Abstract: Topological effects manifest in a wide range of physical systems, such as solid crystals, acoustic waves, photonic materials and cold atoms. These effects are characterized by `topological invariants' which are typically integer-valued, and lead to robust quantized channels of transport in space, time, and other degrees of freedom. The temporal channel, in particular, allows one to achieve higher-dimensional topological effects, by driving the system with multiple incommensurate frequencies. However, dissipation is generally detrimental to such topological effects, particularly when the systems consist of quantum spins or qubits. Here we introduce a photonic molecule subjected to multiple RF/optical drives and dissipation as a promising candidate system to observe quantized transport along Floquet synthetic dimensions. Topological energy pumping in the incommensurately modulated photonic molecule is enhanced by the driven-dissipative nature of our platform.

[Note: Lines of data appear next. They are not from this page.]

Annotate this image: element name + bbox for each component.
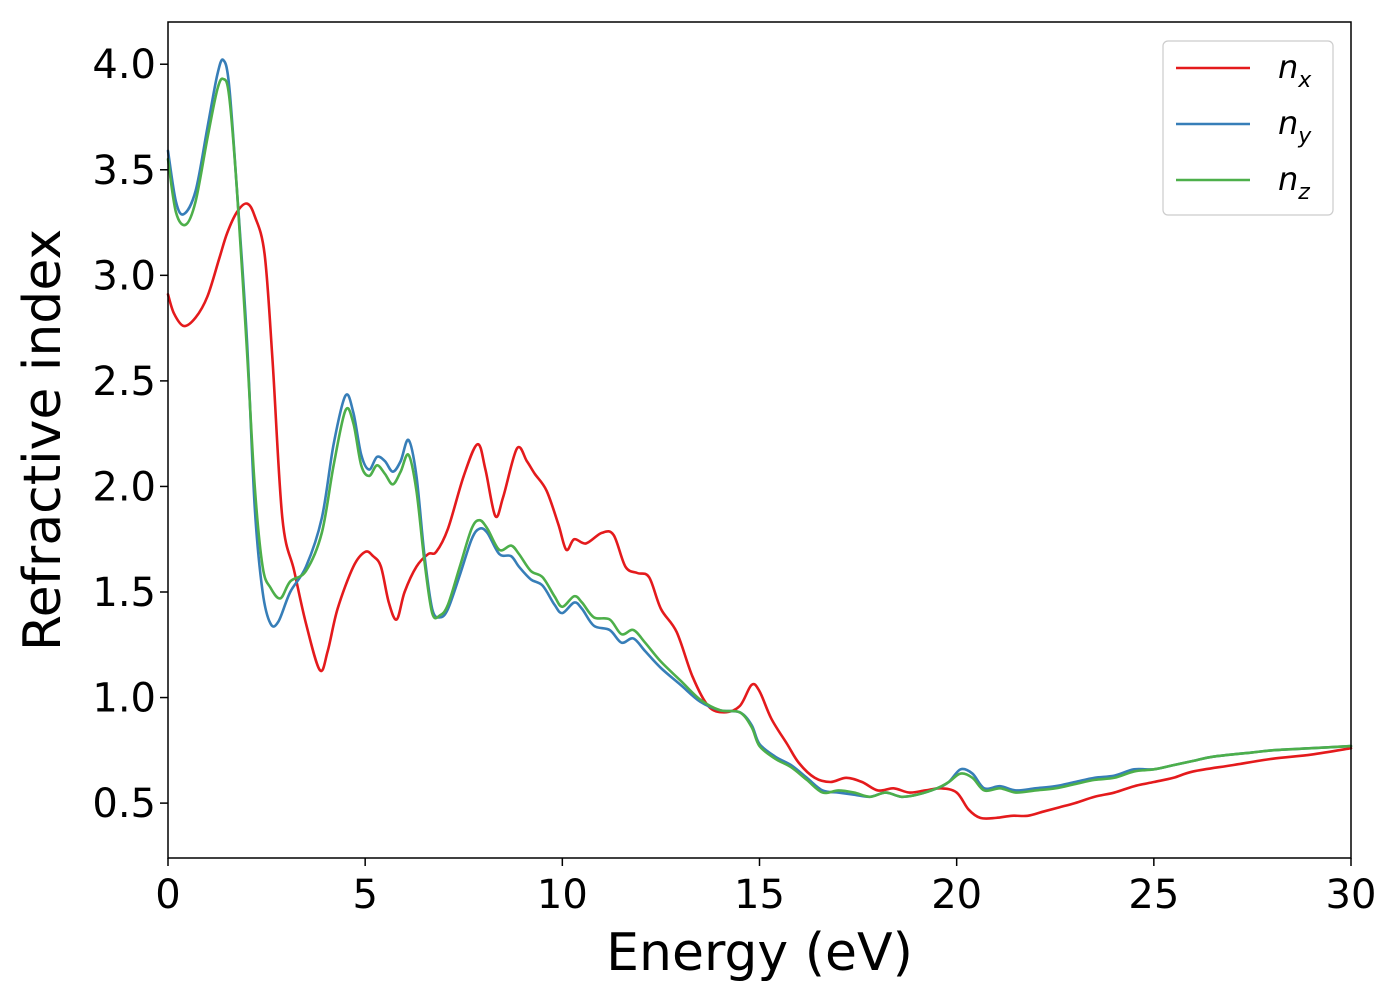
x-tick-label: 25 (1128, 872, 1179, 918)
y-tick-label: 1.0 (92, 676, 156, 722)
x-tick-label: 0 (155, 872, 180, 918)
y-tick-label: 1.5 (92, 570, 156, 616)
legend-label-nx: nx (1278, 48, 1312, 93)
legend: nx ny nz (1162, 40, 1334, 216)
series-layer (166, 58, 1353, 820)
y-tick-label: 3.5 (92, 148, 156, 194)
y-axis-title: Refractive index (13, 229, 73, 651)
y-tick-label: 0.5 (92, 781, 156, 827)
x-axis: 0 5 10 15 20 25 30 (155, 858, 1376, 918)
series-line-nz (166, 77, 1353, 799)
series-line-nx (166, 202, 1353, 820)
x-tick-label: 30 (1326, 872, 1377, 918)
y-tick-label: 3.0 (92, 253, 156, 299)
x-tick-label: 20 (931, 872, 982, 918)
y-tick-label: 2.0 (92, 464, 156, 510)
y-tick-label: 4.0 (92, 42, 156, 88)
series-line-ny (166, 58, 1353, 799)
legend-label-nz: nz (1278, 160, 1310, 205)
y-axis: 0.5 1.0 1.5 2.0 2.5 3.0 3.5 4.0 (92, 42, 168, 827)
y-tick-label: 2.5 (92, 359, 156, 405)
legend-box (1162, 40, 1334, 216)
legend-label-ny: ny (1278, 104, 1312, 149)
x-tick-label: 15 (734, 872, 785, 918)
x-axis-title: Energy (eV) (606, 923, 913, 983)
x-tick-label: 10 (537, 872, 588, 918)
x-tick-label: 5 (352, 872, 377, 918)
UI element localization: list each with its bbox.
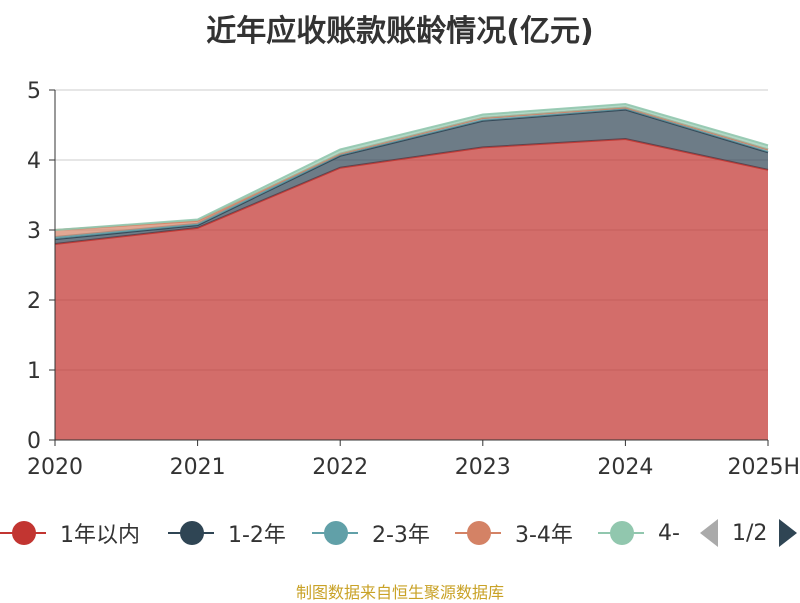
legend-swatch-line [168, 521, 214, 545]
y-tick-label: 3 [27, 219, 41, 244]
x-tick-label: 2022 [312, 455, 368, 480]
y-tick-label: 5 [27, 79, 41, 104]
legend-label: 1-2年 [228, 523, 286, 548]
x-tick-label: 2024 [597, 455, 653, 480]
legend-swatch-dot [180, 521, 204, 545]
legend-label: 1年以内 [60, 523, 140, 548]
legend-swatch-line [598, 521, 644, 545]
area-series-line-5 [54, 102, 769, 231]
legend-pager: 1/2 [700, 516, 798, 550]
legend-label: 3-4年 [515, 523, 573, 548]
x-tick-label: 2020 [27, 455, 83, 480]
legend-item-2[interactable]: 1-2年 [168, 516, 286, 550]
data-source-note: 制图数据来自恒生聚源数据库 [295, 583, 504, 602]
legend-swatch-dot [12, 521, 36, 545]
y-tick-label: 0 [27, 429, 41, 454]
legend-next-arrow-icon[interactable] [779, 519, 798, 547]
legend-swatch-line [0, 521, 46, 545]
legend-label: 4- [658, 520, 680, 546]
area-series-1 [55, 139, 768, 440]
legend-prev-arrow-icon[interactable] [700, 519, 718, 547]
series-areas [54, 102, 769, 440]
chart-title: 近年应收账款账龄情况(亿元) [206, 14, 594, 49]
x-tick-label: 2025H [727, 455, 800, 480]
legend-page-indicator: 1/2 [732, 520, 768, 546]
legend-swatch-dot [610, 521, 634, 545]
legend-swatch-line [312, 521, 358, 545]
legend-item-1[interactable]: 1年以内 [0, 516, 140, 550]
y-tick-label: 4 [27, 149, 41, 174]
legend-item-4[interactable]: 3-4年 [455, 516, 573, 550]
legend-item-5[interactable]: 4- [598, 516, 680, 550]
area-series-2 [55, 109, 768, 244]
y-tick-label: 1 [27, 359, 41, 384]
legend-label: 2-3年 [372, 523, 430, 548]
x-tick-label: 2023 [455, 455, 511, 480]
legend-item-3[interactable]: 2-3年 [312, 516, 430, 550]
legend-swatch-dot [324, 521, 348, 545]
legend-swatch-line [455, 521, 501, 545]
legend: 1年以内 1-2年 2-3年 3-4年 4- [0, 516, 800, 550]
legend-swatch-dot [467, 521, 491, 545]
x-tick-label: 2021 [170, 455, 226, 480]
y-tick-label: 2 [27, 289, 41, 314]
axes: 0 1 2 3 4 5 2020 2021 2022 2023 2024 2025H [27, 79, 800, 480]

Furthermore, we provide a path to realizing Weyl points and measuring the Berry curvature emanating from these reciprocal-space ($k$-space) magnetic monopoles, illustrating the capabilities for higher-dimensional topological Hamiltonian simulation in this platform. Our approach enables direct $k$-space engineering of a wide variety of Hamiltonians using modulation bandwidths that are well below the free-spectral range (FSR) of integrated photonic cavities.